Over the last couple of years, the idea of cloudlets and edge AI has begun to take shape. Amazon Web Services has introduced Wavelength, and Google has introduced Edge TPU, hardware and software solutions that accommodate edge functionality. Although edge AI technology poses questions, including how to approach physical protection and cybersecurity optimally, the model is garnering attention and gaining momentum. “Widely deployed cloudlets would fundamentally change the way data flows, processes take place, and machines handle decisions,” Satyanarayanan says.
On the Leading Edge
Moving edge AI off the drawing board and into everyday life will require a few other things. One particularly important requirement is distributed learning and inference algorithms that function in a dispersed, opportunistic, and heterogeneous edge environment with non-IID data (data that is dependent or unidentically distributed), Lovén says.
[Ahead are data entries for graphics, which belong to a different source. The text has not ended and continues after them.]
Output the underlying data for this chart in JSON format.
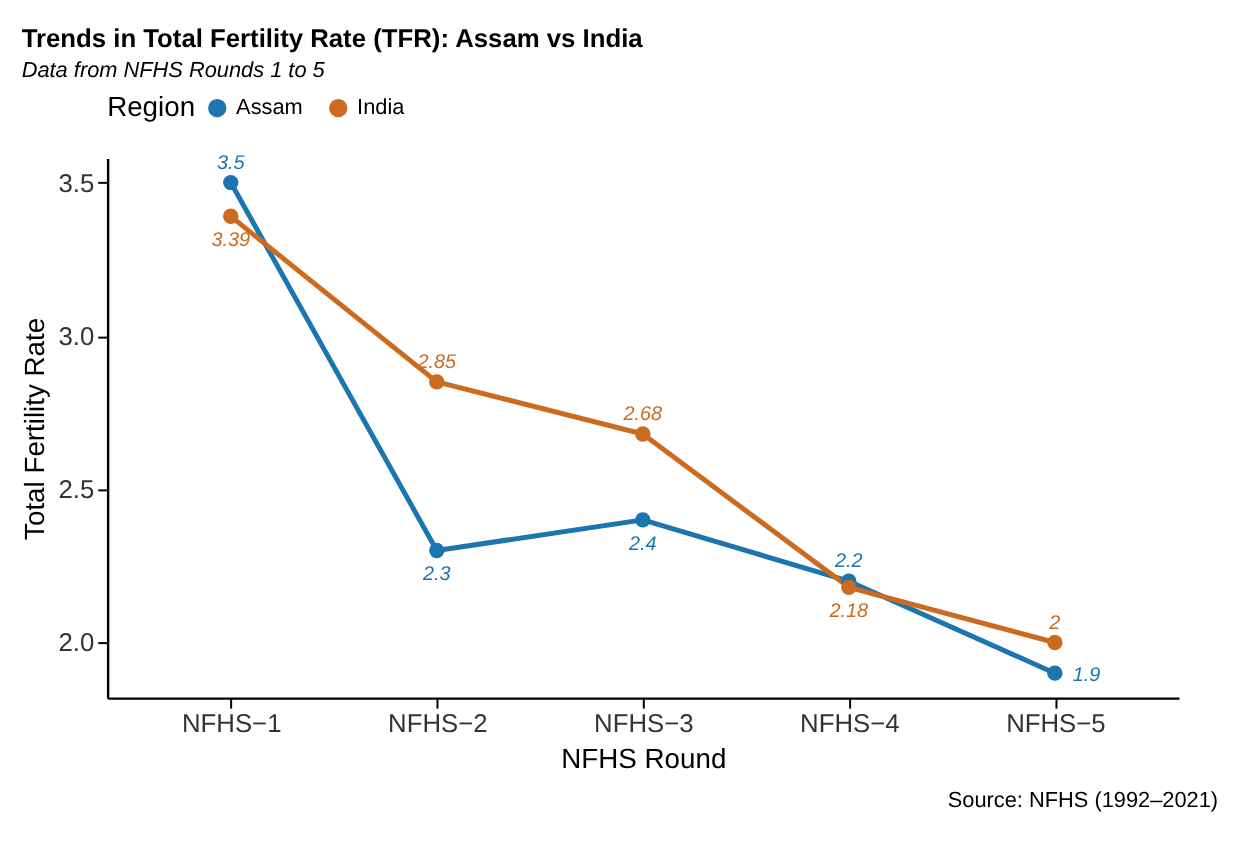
{
  "chart_data": {
    "type": "line",
    "title": "Trends in Total Fertility Rate (TFR): Assam vs India",
    "subtitle": "Data from NFHS Rounds 1 to 5",
    "xlabel": "NFHS Round",
    "ylabel": "Total Fertility Rate",
    "legend_title": "Region",
    "categories": [
      "NFHS−1",
      "NFHS−2",
      "NFHS−3",
      "NFHS−4",
      "NFHS−5"
    ],
    "series": [
      {
        "name": "Assam",
        "color": "#1b75ae",
        "values": [
          3.5,
          2.3,
          2.4,
          2.2,
          1.9
        ],
        "value_labels": [
          "3.5",
          "2.3",
          "2.4",
          "2.2",
          "1.9"
        ]
      },
      {
        "name": "India",
        "color": "#cc6a1f",
        "values": [
          3.39,
          2.85,
          2.68,
          2.18,
          2.0
        ],
        "value_labels": [
          "3.39",
          "2.85",
          "2.68",
          "2.18",
          "2"
        ]
      }
    ],
    "ylim": [
      1.82,
      3.58
    ],
    "yticks": [
      {
        "value": 2.0,
        "label": "2.0"
      },
      {
        "value": 2.5,
        "label": "2.5"
      },
      {
        "value": 3.0,
        "label": "3.0"
      },
      {
        "value": 3.5,
        "label": "3.5"
      }
    ],
    "grid": false,
    "legend": "top",
    "marker": "circle",
    "line_style": "solid",
    "annotations": [
      "Source: NFHS (1992–2021)"
    ]
  }
}
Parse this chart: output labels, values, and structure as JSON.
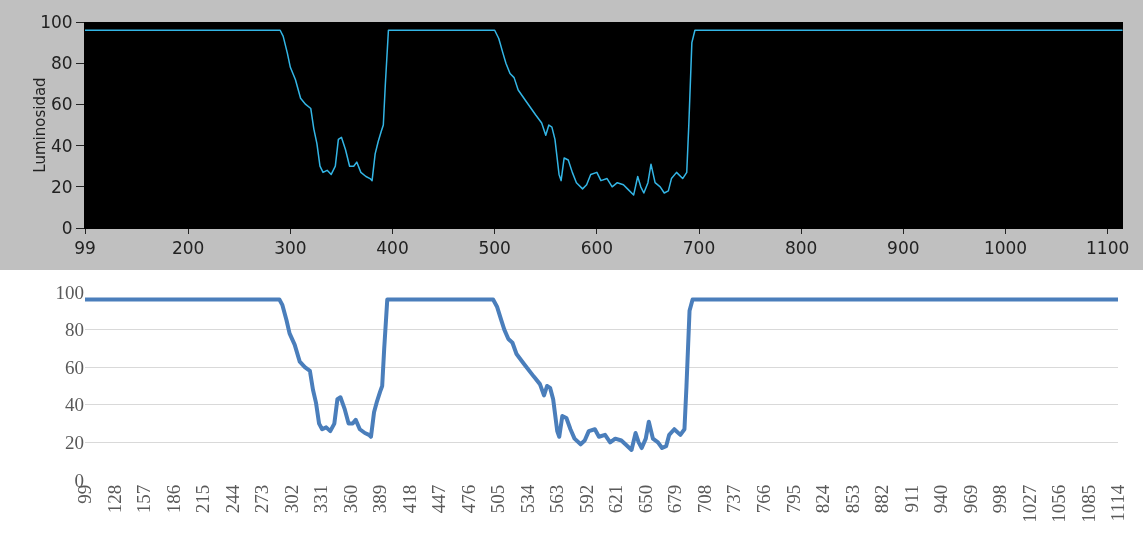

How well these systems accomplish the task will determine how effectively they work and how much value they provide—particularly in highly connected IoT ecosystems.
In addition, there’s a need for libraries and frameworks that implement new and more efficient algorithms. Edge AI application developers and on-chip or on-device machine learning tasks will require ready-made tools and resources. Moreover, these libraries must operate in different edge environments, including ad hoc clouds or cloudlets from different manufacturers. Lacking this framework, compatibility and data quality issues will emerge, and edge AI could stumble. “Existing frameworks such as Spark, Tensorflow, or Ray are essentially cloud-native, and their computational models are a poor fit to the edge environment,” Lovén says.
Despite technical challenges and new security concerns, edge AI will almost certainly gain momentum over the next few years. Not only will edge chips and other components appear in appliances, devices, and sensors, they will introduce entirely new ways to tap AI, neural nets, and machine learning—while perhaps recapturing a sense of privacy that has been largely lost in the digital era. Says Lal, “There are an incredible number of applications and possibilities for edge AI. If you make machines and sensors smarter and lower their power requirements, you open up a world of possibilities.”